Students from Middle Tennessee State University’s College of Media and Entertainment went behind-the-scenes at the 52nd Country Music Association Awards earlier this month to learn from the media professionals staging one of the industry’s biggest award telecasts.
Robert Gordon, an assistant professor of television production in the Department of Media Arts, said 11 students served as talent production assistants during rehearsals for the CMA Awards rehearsals and the telecast at Bridgestone Arena in downtown Nashville.
Six of the students got a backstage tour and an opportunity to ask questions to CMA CEO Sarah Trahern, as well as the telecast’s director and producer. Also, several helped crew the pre-awards red-carpet show produced by WKRN, Nashville’s Channel 2.
“As realistic as we try to make all of our projects at MTSU’s College of Media and Entertainment, they are still college productions,” Gordon said. “There is nothing better for students than to be brought onsite to see how the best in the business work.”
This is the fourth such up-close opportunity afforded to select students through the College of Media and Entertainment’s partnerships and connections to some of the biggest brands in both the recording industry and media arts.
MTSU has sent students and faculty to backstage and pre-show events at the Grammys since 2014 and plans another such trip in February 2019. The college provides experiential education opportunities with each year with the Bonnaroo Music and Arts Festival since 2015 and forged a similar tie with the Academy of Country Music telecast earlier this year.
“Thanks to the excellent work of our faculty, and the ties we’ve maintained with our alumni in these industries, our university is aligned itself with many of the biggest brands in the recording industry,” said MTSU President Sidney A. McPhee.
“These partnerships provide opportunities that are truly transformational for these students,” McPhee added.
Student Jessica Wong, a junior, said the CMA experience “was as unreal as it was eye opening to the possibilities and connections there are in the industry.”
Wong added, “These are real people dedicating so much to make something to entertain the world.
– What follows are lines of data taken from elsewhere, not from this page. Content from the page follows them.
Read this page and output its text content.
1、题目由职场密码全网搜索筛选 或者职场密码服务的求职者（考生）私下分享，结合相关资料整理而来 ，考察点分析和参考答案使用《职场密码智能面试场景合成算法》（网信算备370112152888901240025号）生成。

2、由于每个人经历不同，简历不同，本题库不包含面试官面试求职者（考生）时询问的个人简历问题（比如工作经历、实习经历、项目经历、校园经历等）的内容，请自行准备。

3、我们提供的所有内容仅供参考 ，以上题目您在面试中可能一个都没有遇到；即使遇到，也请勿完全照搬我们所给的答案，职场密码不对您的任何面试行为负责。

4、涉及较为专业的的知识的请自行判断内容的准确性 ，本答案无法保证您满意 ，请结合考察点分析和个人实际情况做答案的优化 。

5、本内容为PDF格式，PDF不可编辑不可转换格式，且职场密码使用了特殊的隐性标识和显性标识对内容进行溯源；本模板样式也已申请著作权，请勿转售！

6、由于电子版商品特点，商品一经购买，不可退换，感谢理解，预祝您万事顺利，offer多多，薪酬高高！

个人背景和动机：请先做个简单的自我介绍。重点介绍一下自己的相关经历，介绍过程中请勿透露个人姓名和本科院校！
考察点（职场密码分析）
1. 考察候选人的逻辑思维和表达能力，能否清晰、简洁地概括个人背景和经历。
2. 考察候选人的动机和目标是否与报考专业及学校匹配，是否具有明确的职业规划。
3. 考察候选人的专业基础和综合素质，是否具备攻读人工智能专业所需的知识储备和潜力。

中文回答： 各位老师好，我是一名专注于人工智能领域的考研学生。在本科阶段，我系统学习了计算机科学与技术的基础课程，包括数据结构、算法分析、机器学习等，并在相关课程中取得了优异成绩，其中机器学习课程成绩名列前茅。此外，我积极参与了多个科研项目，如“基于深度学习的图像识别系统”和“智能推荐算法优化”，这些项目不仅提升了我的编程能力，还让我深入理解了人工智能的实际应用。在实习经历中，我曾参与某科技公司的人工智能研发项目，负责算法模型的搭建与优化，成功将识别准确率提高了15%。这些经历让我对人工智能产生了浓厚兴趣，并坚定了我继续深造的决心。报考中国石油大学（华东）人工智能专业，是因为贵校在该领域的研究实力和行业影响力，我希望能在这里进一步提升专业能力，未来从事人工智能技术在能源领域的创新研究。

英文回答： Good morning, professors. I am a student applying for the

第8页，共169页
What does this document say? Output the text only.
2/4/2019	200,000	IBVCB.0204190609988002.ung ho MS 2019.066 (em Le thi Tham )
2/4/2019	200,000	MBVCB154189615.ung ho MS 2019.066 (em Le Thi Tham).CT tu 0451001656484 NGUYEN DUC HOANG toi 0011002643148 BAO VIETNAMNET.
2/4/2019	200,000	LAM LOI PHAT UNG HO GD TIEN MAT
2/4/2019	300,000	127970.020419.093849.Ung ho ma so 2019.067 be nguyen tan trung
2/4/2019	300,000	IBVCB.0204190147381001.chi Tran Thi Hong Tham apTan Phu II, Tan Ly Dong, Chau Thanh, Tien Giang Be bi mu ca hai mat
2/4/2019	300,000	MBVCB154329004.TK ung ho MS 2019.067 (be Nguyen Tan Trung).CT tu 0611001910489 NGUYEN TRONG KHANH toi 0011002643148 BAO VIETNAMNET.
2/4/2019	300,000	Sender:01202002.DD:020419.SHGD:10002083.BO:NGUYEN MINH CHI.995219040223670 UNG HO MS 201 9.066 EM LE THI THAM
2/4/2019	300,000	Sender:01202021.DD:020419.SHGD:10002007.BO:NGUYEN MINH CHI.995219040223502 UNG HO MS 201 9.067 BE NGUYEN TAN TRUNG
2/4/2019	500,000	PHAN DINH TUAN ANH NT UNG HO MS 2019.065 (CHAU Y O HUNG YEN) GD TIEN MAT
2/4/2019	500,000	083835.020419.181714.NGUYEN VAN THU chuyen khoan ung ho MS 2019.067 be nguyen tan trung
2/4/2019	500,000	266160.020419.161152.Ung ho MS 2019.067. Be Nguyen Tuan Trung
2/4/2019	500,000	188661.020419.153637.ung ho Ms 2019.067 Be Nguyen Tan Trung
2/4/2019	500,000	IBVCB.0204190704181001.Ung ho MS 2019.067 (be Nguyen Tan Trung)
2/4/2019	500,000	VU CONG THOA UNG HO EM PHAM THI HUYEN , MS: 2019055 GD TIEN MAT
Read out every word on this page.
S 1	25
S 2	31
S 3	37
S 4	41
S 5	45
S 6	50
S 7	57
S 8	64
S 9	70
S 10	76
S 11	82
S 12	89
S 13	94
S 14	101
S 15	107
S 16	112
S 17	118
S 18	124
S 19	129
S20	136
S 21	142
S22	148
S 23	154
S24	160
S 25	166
This, along with other things, are the basics that are taught at MTSU, just expanded by a 1,000 percent.“
Senior Mason Hatfield said he enjoyed getting “to meet and talk with some of the biggest names in the industry,” including Trahern; Scott Igoe, vice president of ABC Entertainment; CMA Awards producer Robert Deaton and director Gary Halvorson; Nic Dugger, president of TNDV, a Nashville-based video production service; audio engineer Marc Repp; and Scott Borchetta, president of Big Machine Records.
Dugger is an MTSU alumnus and 2018-19 Distinguished Alumni recipient.
“This experience allowed me to see and learn more things I hadn’t thought about or didn’t really know. Being a senior, it really opened my eyes even more to take every opportunity given to me, while still being here at MTSU,” Hatfield said.
“I got a lot out of this trip, but the main thing was excitement,” Hatfield added. “The excitement of me improving my skills and knowledge to hopefully be in their shoes and have a successful career in video production.”
Sophomore Jonas Saich said he was awed after learning all the work that went into the Nov. 14 telecast.
“It was a really rewarding and fun experience,” he said. “A lot of controlled chaos in there.”